Local media footage showed a commotion as police removed Kecmanovic, whose head was covered as officers led him to a car. Police sealed off the blocks around Vladislav Ribnikar, which is what’s known as a primary school, whose students would typically range in age from 6 to 15. Authorities later carried body bags to a waiting van.
Mass shootings are extremely rare in Serbia and in the wider Balkan region; none were reported at schools in recent years. In the last mass shooting, a Balkan war veteran in 2013 killed 13 people in a central Serbian village.
Experts, however, have repeatedly warned of the danger posed by the large number of weapons in the country after the wars of the 1990s. They also note that decades of instability stemming from the conflicts as well as the ongoing economic hardship could trigger such outbursts.
Police said they received a call about the shooting at around 8:40 a.m. on the first day that classes resumed after a long weekend for the May 1 holiday.
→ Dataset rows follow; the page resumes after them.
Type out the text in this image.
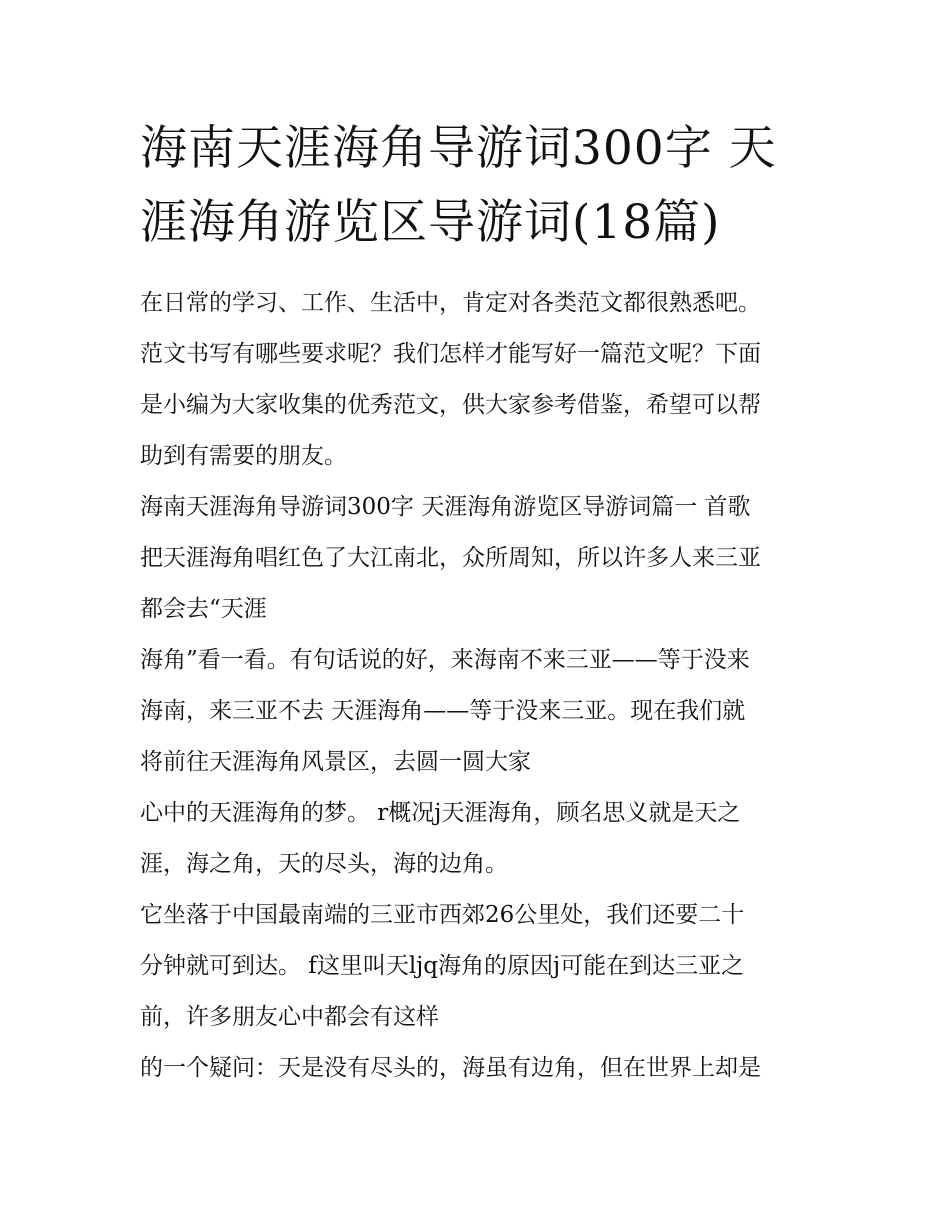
海南天涯海角导游词300字 天
涯海角游览区导游词(18篇)
在日常的学习、工作、生活中，肯定对各类范文都很熟悉吧。
范文书写有哪些要求呢？我们怎样才能写好一篇范文呢？下面
是小编为大家收集的优秀范文，供大家参考借鉴，希望可以帮
助到有需要的朋友。
海南天涯海角导游词300字 天涯海角游览区导游词篇一 首歌
把天涯海角唱红色了大江南北，众所周知，所以许多人来三亚
都会去“天涯
海角”看一看。有句话说的好，来海南不来三亚——等于没来
海南，来三亚不去 天涯海角——等于没来三亚。现在我们就
将前往天涯海角风景区，去圆一圆大家
心中的天涯海角的梦。 r概况j天涯海角，顾名思义就是天之
涯，海之角，天的尽头，海的边角。
它坐落于中国最南端的三亚市西郊26公里处，我们还要二十
分钟就可到达。 f这里叫天ljq海角的原因j可能在到达三亚之
前，许多朋友心中都会有这样
的一个疑问：天是没有尽头的，海虽有边角，但在世界上却是
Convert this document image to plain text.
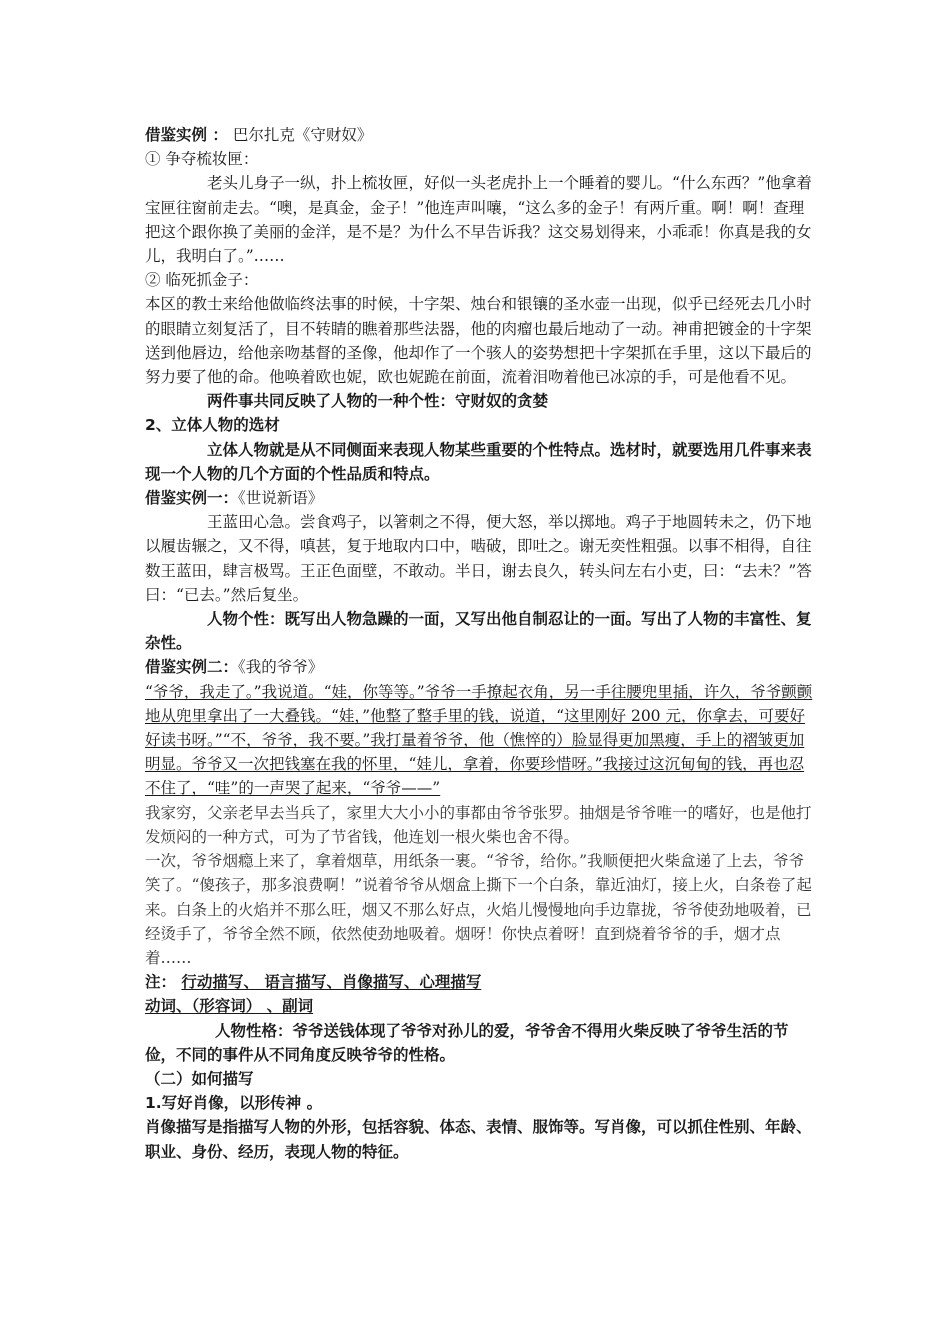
借鉴实例 ： 巴尔扎克《守财奴》

① 争夺梳妆匣：

老头儿身子一纵，扑上梳妆匣，好似一头老虎扑上一个睡着的婴儿。“什么东西？”他拿着宝匣往窗前走去。“噢，是真金，金子！”他连声叫嚷，“这么多的金子！有两斤重。啊！啊！查理把这个跟你换了美丽的金洋，是不是？为什么不早告诉我？这交易划得来，小乖乖！你真是我的女儿，我明白了。”……

② 临死抓金子：

本区的教士来给他做临终法事的时候，十字架、烛台和银镶的圣水壶一出现，似乎已经死去几小时的眼睛立刻复活了，目不转睛的瞧着那些法器，他的肉瘤也最后地动了一动。神甫把镀金的十字架送到他唇边，给他亲吻基督的圣像，他却作了一个骇人的姿势想把十字架抓在手里，这以下最后的努力要了他的命。他唤着欧也妮，欧也妮跪在前面，流着泪吻着他已冰凉的手，可是他看不见。

两件事共同反映了人物的一种个性：守财奴的贪婪

2、立体人物的选材

立体人物就是从不同侧面来表现人物某些重要的个性特点。选材时，就要选用几件事来表现一个人物的几个方面的个性品质和特点。

借鉴实例一：《世说新语》

王蓝田心急。尝食鸡子，以箸刺之不得，便大怒，举以掷地。鸡子于地圆转未之，仍下地以履齿辗之，又不得，嗔甚，复于地取内口中，啮破，即吐之。谢无奕性粗强。以事不相得，自往数王蓝田，肆言极骂。王正色面壁，不敢动。半日，谢去良久，转头问左右小吏，曰：“去未？”答曰：“已去。”然后复坐。

人物个性：既写出人物急躁的一面，又写出他自制忍让的一面。写出了人物的丰富性、复杂性。

借鉴实例二：《我的爷爷》

“爷爷，我走了。”我说道。“娃，你等等。”爷爷一手撩起衣角，另一手往腰兜里插，许久，爷爷颤颤地从兜里拿出了一大叠钱。“娃，”他整了整手里的钱，说道，“这里刚好 200 元，你拿去，可要好好读书呀。”“不，爷爷，我不要。”我打量着爷爷，他（憔悴的）脸显得更加黑瘦，手上的褶皱更加明显。爷爷又一次把钱塞在我的怀里，“娃儿，拿着，你要珍惜呀。”我接过这沉甸甸的钱，再也忍不住了，“哇”的一声哭了起来，“爷爷——”

我家穷，父亲老早去当兵了，家里大大小小的事都由爷爷张罗。抽烟是爷爷唯一的嗜好，也是他打发烦闷的一种方式，可为了节省钱，他连划一根火柴也舍不得。

一次，爷爷烟瘾上来了，拿着烟草，用纸条一裹。“爷爷，给你。”我顺便把火柴盒递了上去，爷爷笑了。“傻孩子，那多浪费啊！”说着爷爷从烟盒上撕下一个白条，靠近油灯，接上火，白条卷了起来。白条上的火焰并不那么旺，烟又不那么好点，火焰儿慢慢地向手边靠拢，爷爷使劲地吸着，已经烫手了，爷爷全然不顾，依然使劲地吸着。烟呀！你快点着呀！直到烧着爷爷的手，烟才点着……

注： 行动描写、 语言描写、肖像描写、心理描写

动词、（形容词） 、副词

人物性格：爷爷送钱体现了爷爷对孙儿的爱，爷爷舍不得用火柴反映了爷爷生活的节俭，不同的事件从不同角度反映爷爷的性格。

（二）如何描写

1.写好肖像，以形传神 。

肖像描写是指描写人物的外形，包括容貌、体态、表情、服饰等。写肖像，可以抓住性别、年龄、职业、身份、经历，表现人物的特征。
“I was able to hear the shooting. It was nonstop,” said a student who was in a sports class when gunfire erupted elsewhere in the building. Her mother asked that her name be withheld because of her age. “I didn’t know what was happening. We were receiving some messages on the phone.” The student described the suspect as a “quiet guy” who had good grades.
“He was not so open with everybody. Surely I wasn’t expecting this to happen,” she said.
Milan Nedeljkovic, the mayor of the Belgrade area of Vracar where the shooting happened, said that most of the students were taken out a back door of the school.
“We have video surveillance, but now this is a lesson, we need metal detectors too,” he said. ”It is a huge tragedy … something like this (happening) in Belgrade. Such a tragedy at an elementary school.” Four students and a teacher were sent to University hospital, according to the hospital’s director, who said one child and the teacher were in serious condition.
Milan Milosevic, who said his daughter was in a history class when the shooting took place, told N1 television that he rushed to the school when he heard what had happened. He received a call from his daughter who had gotten out of the building and was unharmed.
“He (the shooter) fired first at the teacher and then the children who ducked under the desks,” Milosevic said his daughter told him.